Being part of the hotel and food industry, MHC, as a service-oriented business enterprise, depends largely on its manpower complement to carry out or perform services relating to food and beverage operations, event planning and hospitality. As such, it is essential, if at all necessary, that it retains in its employ waiting staff, such as Regala, specifically tasked to attend to its guests at its various dining establishments.

Notably, the desirability of his functions is bolstered by the fact that MHC retains in its employ regular staff of waiters charged with like duties or functions as those of Regala’s.

Second, the fact alone that Regala was allowed to work for MHC on several occasions for several years under various Service Agreements is indicative of the regularity and necessity of his functions to its business. Moreover, it bears to emphasize that MHC has admitted, albeit implicitly, that it renewed Regala’s Service Agreements on various occasions, i.e., during temporary spikes in the volume of its business since February 2000.

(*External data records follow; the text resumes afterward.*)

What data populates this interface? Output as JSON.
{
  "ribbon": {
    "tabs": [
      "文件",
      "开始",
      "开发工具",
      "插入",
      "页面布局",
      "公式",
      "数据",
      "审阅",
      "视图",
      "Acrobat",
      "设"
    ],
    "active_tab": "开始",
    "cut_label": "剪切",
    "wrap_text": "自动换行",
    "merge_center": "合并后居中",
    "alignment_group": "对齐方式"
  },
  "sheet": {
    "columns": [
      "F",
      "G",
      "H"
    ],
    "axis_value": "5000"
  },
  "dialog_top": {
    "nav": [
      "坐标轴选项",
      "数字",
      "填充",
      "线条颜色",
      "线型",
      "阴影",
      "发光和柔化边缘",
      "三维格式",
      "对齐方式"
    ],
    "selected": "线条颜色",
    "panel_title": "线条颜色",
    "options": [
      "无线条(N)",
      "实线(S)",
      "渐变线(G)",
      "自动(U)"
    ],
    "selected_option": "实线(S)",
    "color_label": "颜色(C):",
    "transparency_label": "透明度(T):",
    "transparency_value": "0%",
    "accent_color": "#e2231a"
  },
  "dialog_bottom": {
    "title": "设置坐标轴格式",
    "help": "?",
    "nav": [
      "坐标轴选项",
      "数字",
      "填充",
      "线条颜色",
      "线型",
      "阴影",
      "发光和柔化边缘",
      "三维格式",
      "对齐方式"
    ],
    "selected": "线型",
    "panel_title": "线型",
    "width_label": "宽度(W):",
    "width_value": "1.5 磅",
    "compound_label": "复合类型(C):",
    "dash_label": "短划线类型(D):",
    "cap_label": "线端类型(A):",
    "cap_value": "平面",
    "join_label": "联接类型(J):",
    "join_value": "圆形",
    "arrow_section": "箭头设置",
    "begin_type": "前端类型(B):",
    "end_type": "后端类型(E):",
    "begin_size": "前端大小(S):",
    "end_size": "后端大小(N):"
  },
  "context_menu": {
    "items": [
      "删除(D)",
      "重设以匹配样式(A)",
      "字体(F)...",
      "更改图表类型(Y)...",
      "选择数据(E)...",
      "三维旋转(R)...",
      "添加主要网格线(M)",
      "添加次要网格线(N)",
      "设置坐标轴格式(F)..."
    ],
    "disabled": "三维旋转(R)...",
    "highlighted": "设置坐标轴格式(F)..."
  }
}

Thus, the continuing need for his services for the past several years is also sufficient evidence of the indispensability of his duties as waiter to MHC’s business. Additionally, Regala has already been working with the hotel for many years when he was supposedly constructively dismissed from employment on December 2, 2009.

In any event, it is worth noting that MHC failed to deny that Regala’s work as waiter is necessary and desirable to its business.

While MHC insists that Regala was engaged under a fixed-term employment agreement, the circumstances and evidence on record, and provision of law, however, dictate that Regala is its regular employee.